My speciality du jour is building, deploying apps written in Go and Python and handling AWS, Kubernetes, OpenTelemetry or Prometheus metrics
for an end to end system such as for Generative AI (Large Language Models) applications.
While I am solely responsible for all this crap- I mean, content- I do have to thank Grok and Claude for helping make the
conversion fast and mostly painless. Also, thanks to my friends and family for supporting me and my wife.
The Icons :shipit:#
The site runs on Python 3.10 with the Pelican 4.8.0 microblog software and my custom Python Markdown 3.4.1 extension
for the Github Emojis. These are just the publicly available emojis which you can see around the pages. I find that
there are some really, really cool ones and thus without further ado.
Actually, this is no longer true. This is now a Go Hugo site. Which is why you don’t see most emojis yet.
At some point I will figure out what/how to get sweet Github Emojis or a better alternative going.
For now, we have Hugo’s emojis which are not bad.

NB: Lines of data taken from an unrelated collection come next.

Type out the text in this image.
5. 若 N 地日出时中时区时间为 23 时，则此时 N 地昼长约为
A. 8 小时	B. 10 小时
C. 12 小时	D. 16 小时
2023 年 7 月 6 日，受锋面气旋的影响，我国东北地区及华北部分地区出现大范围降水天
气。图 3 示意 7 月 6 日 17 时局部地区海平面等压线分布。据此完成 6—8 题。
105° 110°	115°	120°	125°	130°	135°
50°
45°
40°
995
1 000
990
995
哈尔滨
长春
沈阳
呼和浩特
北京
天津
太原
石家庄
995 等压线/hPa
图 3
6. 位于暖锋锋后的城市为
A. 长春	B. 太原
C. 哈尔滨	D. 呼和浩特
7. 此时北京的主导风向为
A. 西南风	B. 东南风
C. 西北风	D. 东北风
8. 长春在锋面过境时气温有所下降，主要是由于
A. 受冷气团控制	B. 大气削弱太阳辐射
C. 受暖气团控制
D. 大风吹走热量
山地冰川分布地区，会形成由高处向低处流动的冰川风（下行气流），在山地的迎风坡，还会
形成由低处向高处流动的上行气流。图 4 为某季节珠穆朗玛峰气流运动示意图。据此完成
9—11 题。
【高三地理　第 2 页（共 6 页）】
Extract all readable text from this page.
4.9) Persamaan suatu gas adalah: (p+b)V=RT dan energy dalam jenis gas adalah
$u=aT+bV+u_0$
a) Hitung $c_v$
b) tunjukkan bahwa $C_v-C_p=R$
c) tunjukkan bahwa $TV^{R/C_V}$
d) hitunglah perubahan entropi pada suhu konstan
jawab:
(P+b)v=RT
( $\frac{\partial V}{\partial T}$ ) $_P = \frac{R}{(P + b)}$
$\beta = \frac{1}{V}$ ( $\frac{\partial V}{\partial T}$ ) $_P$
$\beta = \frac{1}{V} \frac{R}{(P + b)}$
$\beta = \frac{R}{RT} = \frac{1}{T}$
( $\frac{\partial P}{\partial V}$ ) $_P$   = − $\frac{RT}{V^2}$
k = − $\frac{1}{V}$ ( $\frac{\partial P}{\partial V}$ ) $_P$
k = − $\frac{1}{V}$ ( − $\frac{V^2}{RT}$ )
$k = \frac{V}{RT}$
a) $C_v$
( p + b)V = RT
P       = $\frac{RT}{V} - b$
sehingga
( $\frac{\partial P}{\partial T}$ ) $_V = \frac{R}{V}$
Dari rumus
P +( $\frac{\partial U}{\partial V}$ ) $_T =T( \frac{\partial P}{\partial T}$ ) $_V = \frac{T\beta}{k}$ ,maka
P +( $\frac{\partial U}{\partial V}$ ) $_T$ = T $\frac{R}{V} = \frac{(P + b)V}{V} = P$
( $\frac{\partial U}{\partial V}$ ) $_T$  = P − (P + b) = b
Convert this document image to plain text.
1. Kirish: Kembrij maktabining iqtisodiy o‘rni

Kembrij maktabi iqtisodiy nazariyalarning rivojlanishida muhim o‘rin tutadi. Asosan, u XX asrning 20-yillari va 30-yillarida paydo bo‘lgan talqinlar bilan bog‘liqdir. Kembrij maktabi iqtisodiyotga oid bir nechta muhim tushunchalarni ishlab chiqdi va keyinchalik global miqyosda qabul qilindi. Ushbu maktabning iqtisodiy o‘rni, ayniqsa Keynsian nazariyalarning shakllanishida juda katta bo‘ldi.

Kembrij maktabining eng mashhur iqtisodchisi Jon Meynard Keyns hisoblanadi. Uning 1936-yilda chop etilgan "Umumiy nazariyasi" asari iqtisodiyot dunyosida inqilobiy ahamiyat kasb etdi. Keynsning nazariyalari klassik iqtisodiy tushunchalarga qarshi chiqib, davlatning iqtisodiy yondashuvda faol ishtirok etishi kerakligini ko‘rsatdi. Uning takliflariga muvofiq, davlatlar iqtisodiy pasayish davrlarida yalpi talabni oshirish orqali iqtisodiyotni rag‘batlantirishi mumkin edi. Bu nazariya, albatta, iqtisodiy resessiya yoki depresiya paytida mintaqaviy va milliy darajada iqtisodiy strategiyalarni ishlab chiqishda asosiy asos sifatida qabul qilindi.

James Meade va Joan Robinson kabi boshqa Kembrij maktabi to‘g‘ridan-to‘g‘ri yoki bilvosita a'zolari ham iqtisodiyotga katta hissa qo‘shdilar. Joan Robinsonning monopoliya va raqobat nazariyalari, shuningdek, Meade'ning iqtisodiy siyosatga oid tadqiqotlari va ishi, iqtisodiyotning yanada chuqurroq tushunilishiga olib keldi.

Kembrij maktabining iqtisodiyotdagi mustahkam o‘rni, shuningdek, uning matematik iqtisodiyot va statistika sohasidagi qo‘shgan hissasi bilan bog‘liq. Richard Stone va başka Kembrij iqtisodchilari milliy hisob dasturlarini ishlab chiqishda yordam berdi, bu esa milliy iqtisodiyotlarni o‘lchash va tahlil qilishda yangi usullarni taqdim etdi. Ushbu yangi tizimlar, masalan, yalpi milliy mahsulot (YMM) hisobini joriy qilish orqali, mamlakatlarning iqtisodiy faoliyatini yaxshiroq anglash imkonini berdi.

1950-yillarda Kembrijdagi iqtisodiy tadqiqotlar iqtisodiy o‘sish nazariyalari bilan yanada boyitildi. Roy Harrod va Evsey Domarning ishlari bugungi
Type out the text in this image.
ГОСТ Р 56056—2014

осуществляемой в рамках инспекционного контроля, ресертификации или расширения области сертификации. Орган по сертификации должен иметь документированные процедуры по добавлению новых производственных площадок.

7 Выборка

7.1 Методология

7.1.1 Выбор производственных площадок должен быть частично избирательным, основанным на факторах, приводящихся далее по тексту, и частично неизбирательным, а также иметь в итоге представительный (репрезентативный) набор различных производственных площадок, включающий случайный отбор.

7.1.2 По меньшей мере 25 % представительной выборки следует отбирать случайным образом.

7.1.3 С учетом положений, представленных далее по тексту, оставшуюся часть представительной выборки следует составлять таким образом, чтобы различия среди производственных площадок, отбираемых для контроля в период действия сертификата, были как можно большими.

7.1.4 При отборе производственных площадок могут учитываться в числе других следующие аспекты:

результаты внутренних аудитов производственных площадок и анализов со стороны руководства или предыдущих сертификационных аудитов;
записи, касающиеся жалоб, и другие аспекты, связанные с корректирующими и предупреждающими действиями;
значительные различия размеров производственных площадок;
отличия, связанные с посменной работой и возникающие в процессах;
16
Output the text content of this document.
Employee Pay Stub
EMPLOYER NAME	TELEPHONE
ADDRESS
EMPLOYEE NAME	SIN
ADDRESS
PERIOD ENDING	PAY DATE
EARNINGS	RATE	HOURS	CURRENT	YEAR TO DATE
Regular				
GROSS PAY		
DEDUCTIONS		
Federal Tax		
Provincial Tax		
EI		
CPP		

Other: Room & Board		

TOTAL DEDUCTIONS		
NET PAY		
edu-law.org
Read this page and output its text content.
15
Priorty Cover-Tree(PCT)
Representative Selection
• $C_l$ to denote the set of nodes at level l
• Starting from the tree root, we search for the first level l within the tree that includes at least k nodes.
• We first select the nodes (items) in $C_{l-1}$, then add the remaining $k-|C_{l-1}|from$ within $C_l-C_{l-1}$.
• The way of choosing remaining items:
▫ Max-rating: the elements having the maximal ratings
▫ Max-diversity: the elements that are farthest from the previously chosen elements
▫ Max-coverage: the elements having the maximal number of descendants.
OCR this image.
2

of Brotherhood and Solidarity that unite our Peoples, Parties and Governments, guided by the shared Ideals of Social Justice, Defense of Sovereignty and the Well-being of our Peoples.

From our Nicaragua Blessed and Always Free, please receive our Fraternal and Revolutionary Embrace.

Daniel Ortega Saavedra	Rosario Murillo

The code is deployed based on Git ops. In other words, the Python code which generates html, is pushed to a main branch
integrated with Ci/Cd service Netlify
I use Jetbrains Pycharm, so this is done either by typing git push in the Terminal or Cmd-K in the IDE window. I
highly recommend it.
Other options considered for deployment were Google App Engine, Render and a VM on Digital
Ocean or a free Oracle VM.
We settled on Netlify because it works very nicely, can scale to a fullblown app with CDN and content managment and
more imporantly Netlify had Python 3.10 compatible images at the time.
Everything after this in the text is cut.